1. Egypt. Airplane ride back to Cairo from Luxor (burial place of the pharaohs). Approximately 1982.
I was tour director for twenty eight people. The local travel agent I was working with in Luxor purchased twenty four tickets instead of twenty eight tickets for the trip back to Cairo. He pocketed the difference.
I went to the ticket counter at the Luxor airport to purchase the additional four tickets. “Sorry,” said the agent at the ticket counter. “No more tickets.”
I had this happen before in Egypt. So I had learned to say, “We all go, or no one goes.”
After several minutes of negotiating with the pilots, the agent finally agreed to print out four more tickets. After that, the question then became, where would four additional passengers sit. When the pilots saw our group, they suggested that the three teenage girls traveling with us sit in the cockpit with the pilots.
“Sure,” I said. “What a great experience that will be for the girls.” In fact, one of those girls was my oldest daughter. When my wife heard me say that, she refused to look or talk to me.
After that we still had one passenger to find a seat for. The pilot motioned to the bathroom. At my wife’s urging, she suggested I sit there. And so it was for the forty or so minute flight back to Cairo.
2. Son-In-law plays April Fool’s joke. Around 1998. Salt Lake City.
I receive a voicemail from President’s Monson’s secretary indicating that President Monson ( then a member of the Mormon church’s First Presidency) wanted to see me before the church’s General Conference started.
I was startled and could only think that he was going to ask me to occupy a high church position.
I called back and said, “This is Roger Hendrix. I’m returning President Monson’s call.”
“Excuse me, what’s your name?” asked the secretary.
“Roger Hendrix, I’m supposed to come in and see President Monson before General Conference.”
“Brother Hendrix”, replied the secretary, “I’m sorry, but I don’t have your name on any list. Let me check with President Monson.”
At that very moment my cell phone rings, it’s my daughter. “Dad, don’t call President Monson, John’s playing an April Fool’s joke on you.”
In the meantime, the secretary comes back on the land line and says, “He doesn’t remember making an appointment to see you. Would you like to talk to him?”
“Brother Hendrix, are you there? Brother Hendrix . . .”
Words cannot begin to describe my thoughts toward my son-in-law at that moment.
3. First April Fool’s joke by the same son-in- law. 1997. Salt Lake City.
There’s a knock at my door. I answer and a constable hands me a lawsuit.

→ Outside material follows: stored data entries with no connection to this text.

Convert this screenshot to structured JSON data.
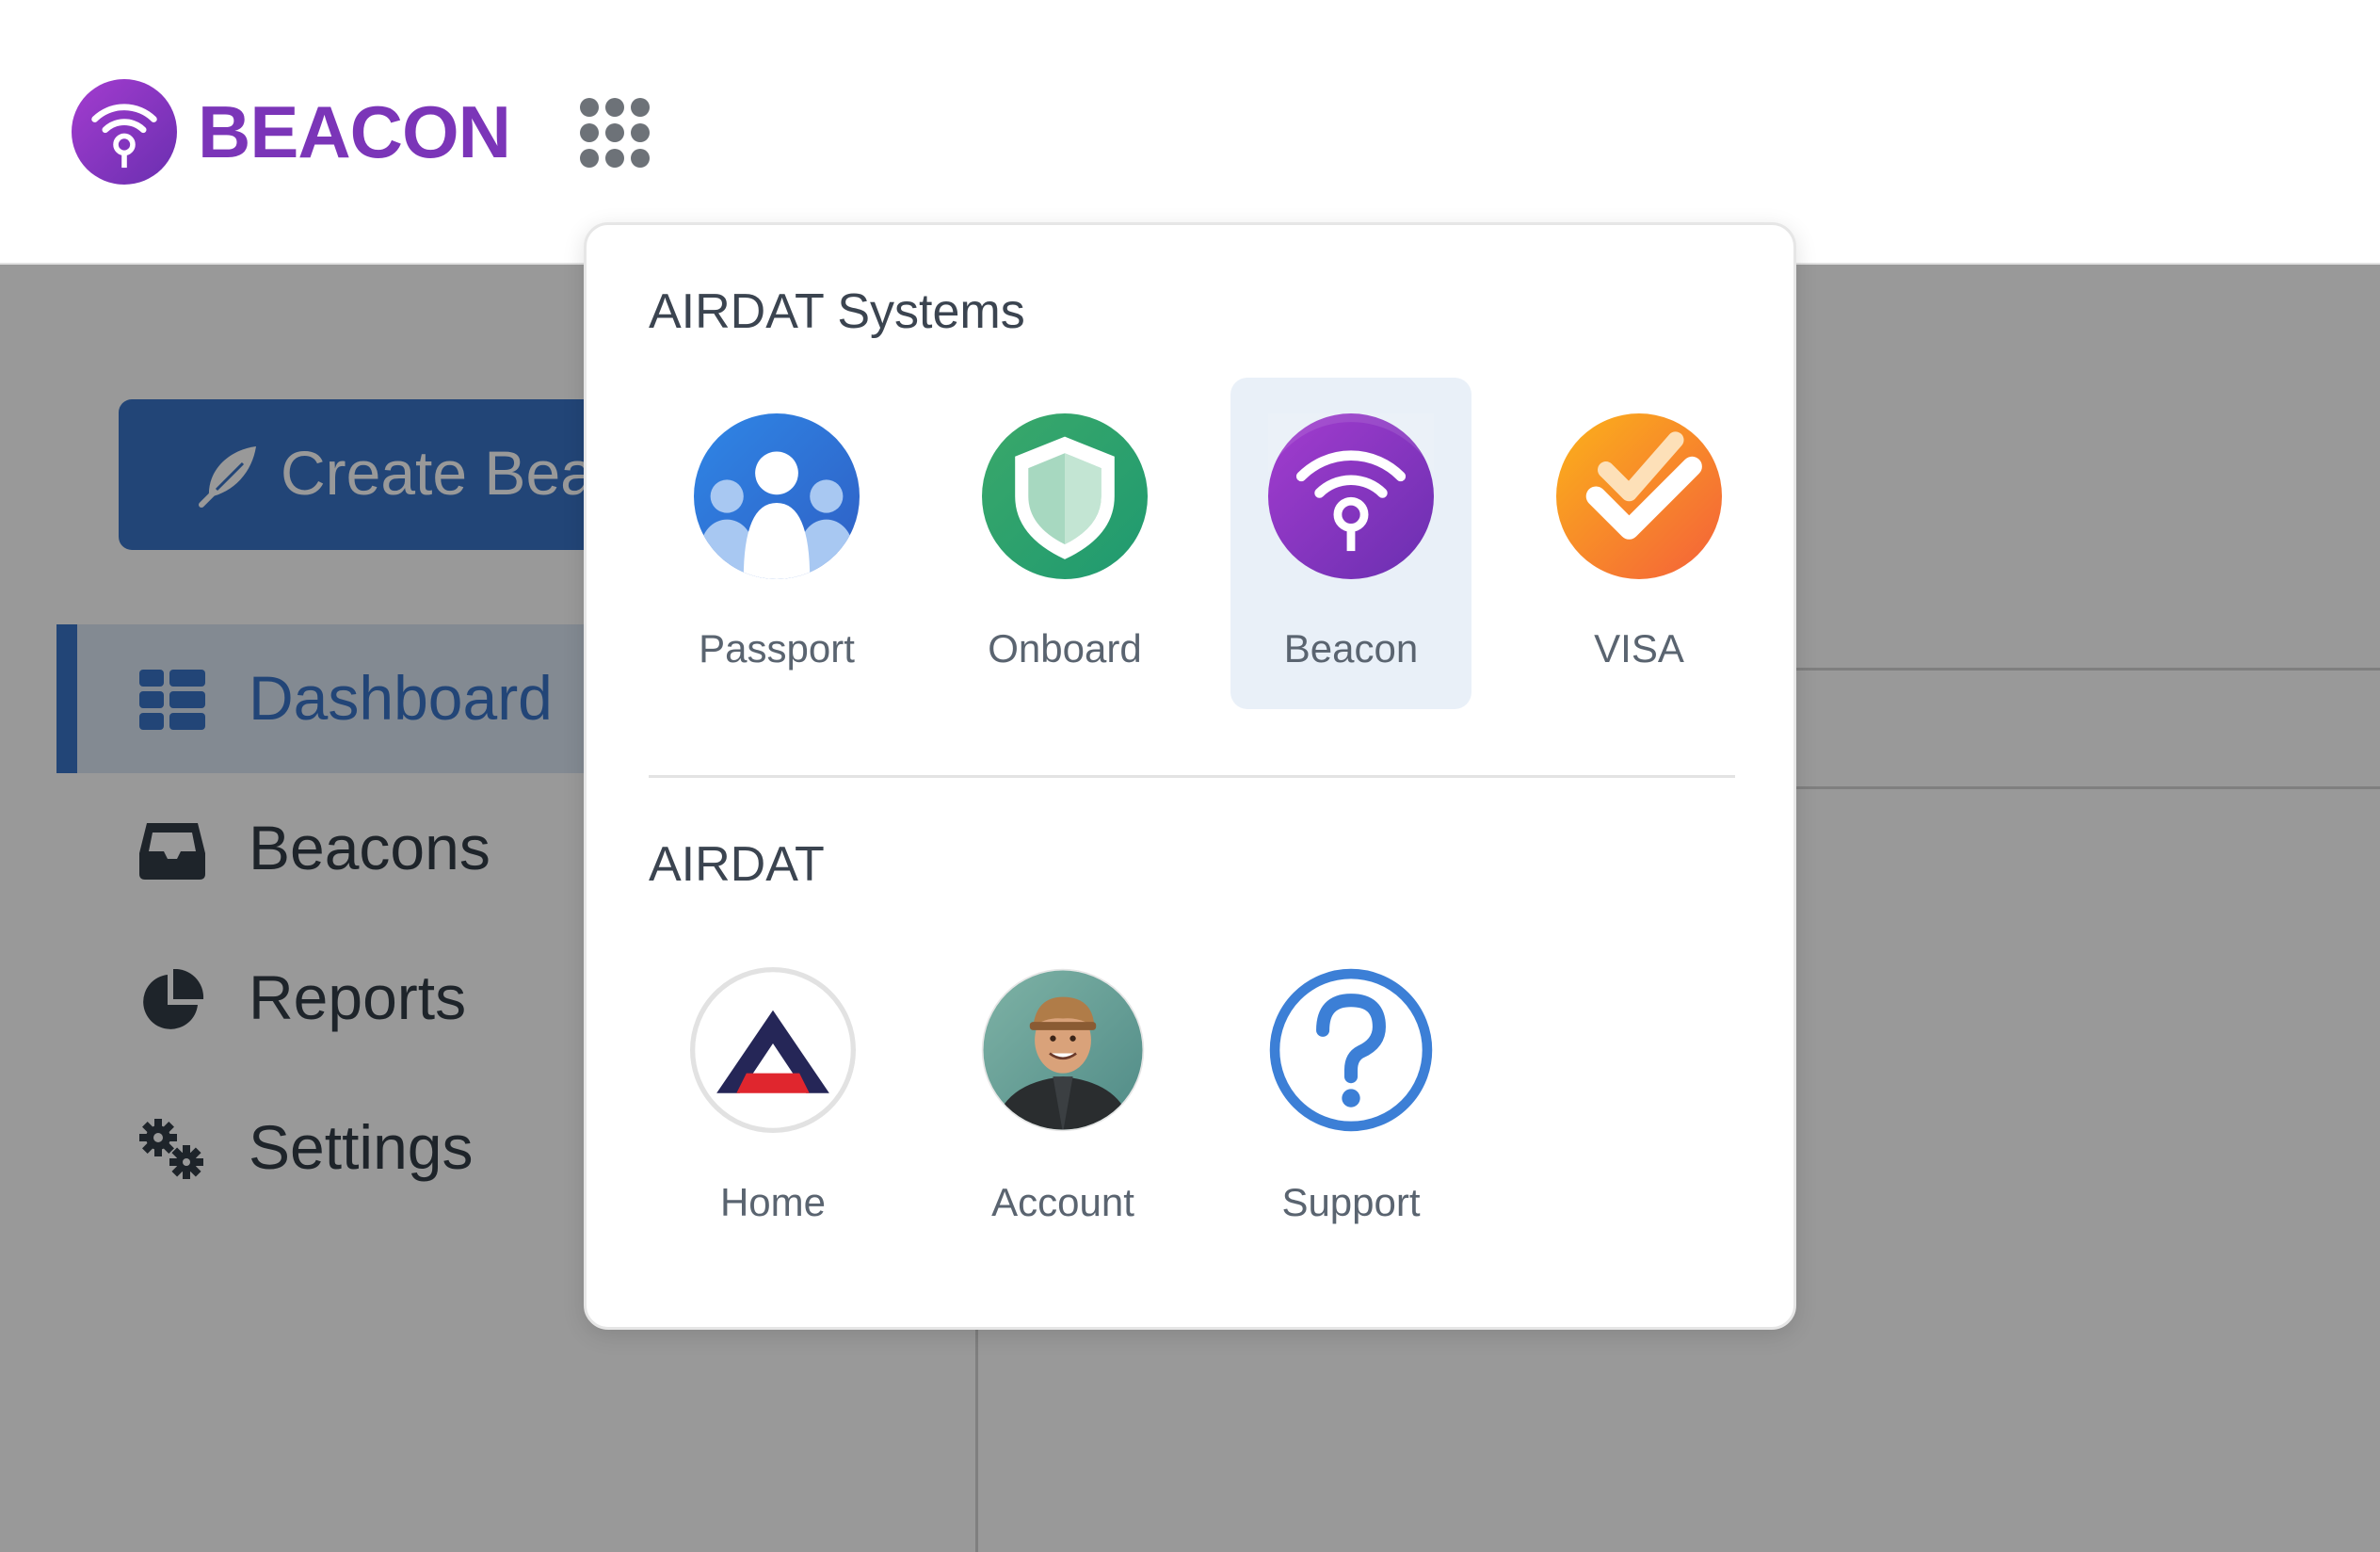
{
  "header": {
    "brand": "BEACON",
    "logo_icon": "beacon-logo-icon",
    "apps_icon": "apps-grid-icon",
    "brand_color": "#7b35b8"
  },
  "sidebar": {
    "create_button_label": "Create Bea",
    "create_button_icon": "feather-icon",
    "items": [
      {
        "label": "Dashboard",
        "icon": "dashboard-icon",
        "active": true
      },
      {
        "label": "Beacons",
        "icon": "inbox-icon",
        "active": false
      },
      {
        "label": "Reports",
        "icon": "pie-chart-icon",
        "active": false
      },
      {
        "label": "Settings",
        "icon": "gears-icon",
        "active": false
      }
    ],
    "accent_color": "#3a74c6"
  },
  "launcher": {
    "systems_title": "AIRDAT Systems",
    "systems": [
      {
        "label": "Passport",
        "icon": "passport-icon",
        "selected": false
      },
      {
        "label": "Onboard",
        "icon": "onboard-shield-icon",
        "selected": false
      },
      {
        "label": "Beacon",
        "icon": "beacon-icon",
        "selected": true
      },
      {
        "label": "VISA",
        "icon": "visa-check-icon",
        "selected": false
      }
    ],
    "airdat_title": "AIRDAT",
    "airdat": [
      {
        "label": "Home",
        "icon": "airdat-home-icon"
      },
      {
        "label": "Account",
        "icon": "account-avatar"
      },
      {
        "label": "Support",
        "icon": "support-question-icon"
      }
    ]
  }
}
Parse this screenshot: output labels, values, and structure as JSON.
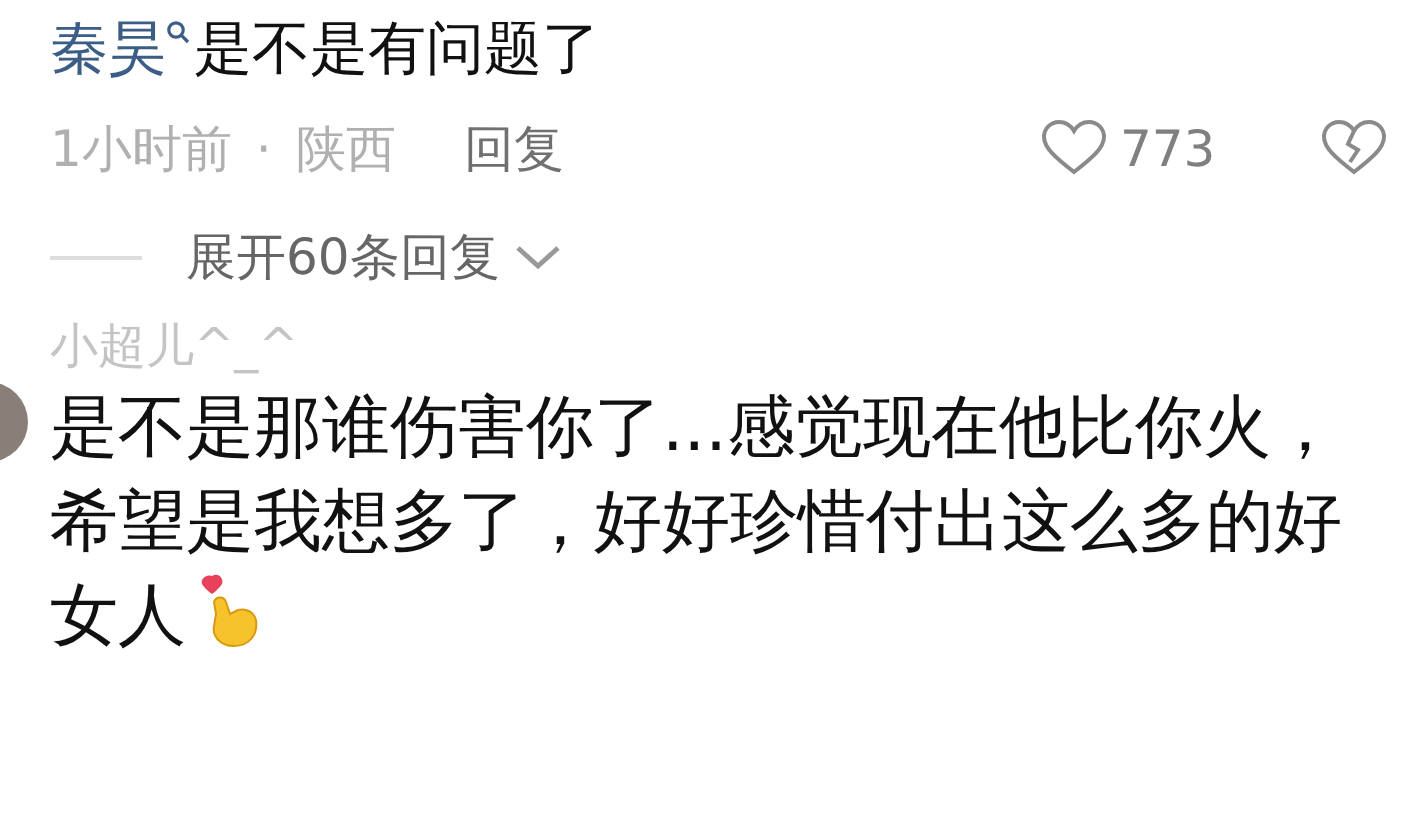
{
  "comments": [
    {
      "user": "秦昊",
      "text": "是不是有问题了",
      "time": "1小时前",
      "separator": "·",
      "location": "陕西",
      "reply_label": "回复",
      "likes": "773"
    },
    {
      "user": "小超儿^_^",
      "text": "是不是那谁伤害你了...感觉现在他比你火，希望是我想多了，好好珍惜付出这么多的好女人"
    }
  ],
  "expand": {
    "label": "展开60条回复"
  }
}
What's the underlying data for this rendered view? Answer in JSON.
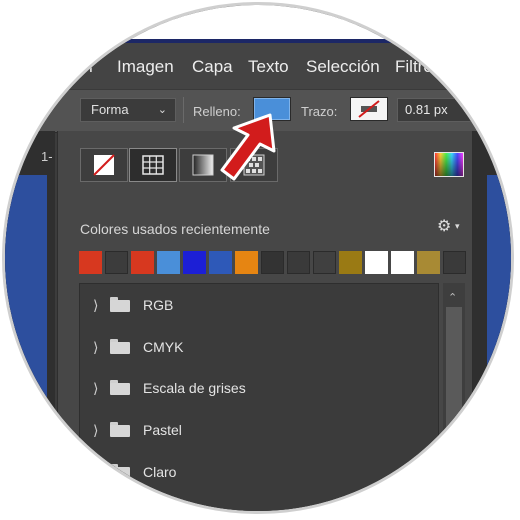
{
  "menu": {
    "items": [
      {
        "label": "Imagen"
      },
      {
        "label": "Capa"
      },
      {
        "label": "Texto"
      },
      {
        "label": "Selección"
      },
      {
        "label": "Filtro"
      }
    ]
  },
  "options_bar": {
    "mode_select_value": "Forma",
    "fill_label": "Relleno:",
    "fill_color": "#4a8fd9",
    "stroke_label": "Trazo:",
    "stroke_value": "none",
    "stroke_width": "0.81 px"
  },
  "document": {
    "tab_label": "1-"
  },
  "fill_panel": {
    "type_buttons": [
      {
        "icon": "no-color-icon"
      },
      {
        "icon": "solid-color-grid-icon",
        "active": true
      },
      {
        "icon": "gradient-icon"
      },
      {
        "icon": "pattern-icon"
      }
    ],
    "picker_icon": "color-picker-icon",
    "recent_label": "Colores usados recientemente",
    "settings_icon": "gear-icon",
    "recent_colors": [
      "#d7381f",
      "#3c3c3c",
      "#d7381f",
      "#4a8fd9",
      "#1c1fd6",
      "#2e59b8",
      "#e68512",
      "#333333",
      "#3a3a3a",
      "#404040",
      "#9a7a14",
      "#ffffff",
      "#ffffff",
      "#a88a34",
      "#3a3a3a"
    ],
    "folders": [
      {
        "label": "RGB"
      },
      {
        "label": "CMYK"
      },
      {
        "label": "Escala de grises"
      },
      {
        "label": "Pastel"
      },
      {
        "label": "Claro"
      }
    ]
  },
  "annotation": {
    "arrow_color": "#d21c1c"
  }
}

I was being sued by two well-known Dallas, Texas hoods for plagiarizing a book I WROTE. They were suing me for one million dollars.
Panicked, I call my son-in-law who is a lawyer. He had his secretary tell me to come to his office. I get to his office and the secretary tells me he’s at the bank. I go to the bank and they tell me he just left and went back to his office. I run back to his office only to find out he’s gone home. Finally, one of the secretaries can contain herself no longer. “It’s an April Fool’s joke.”
I REFUSED TO BELIEVE HER.
Finally, my son-in-law walks into the office smiling.
My thought? Give the devil his due. You have to not only be smart, but sneaky clever to pull off this kind of April Fool’s joke.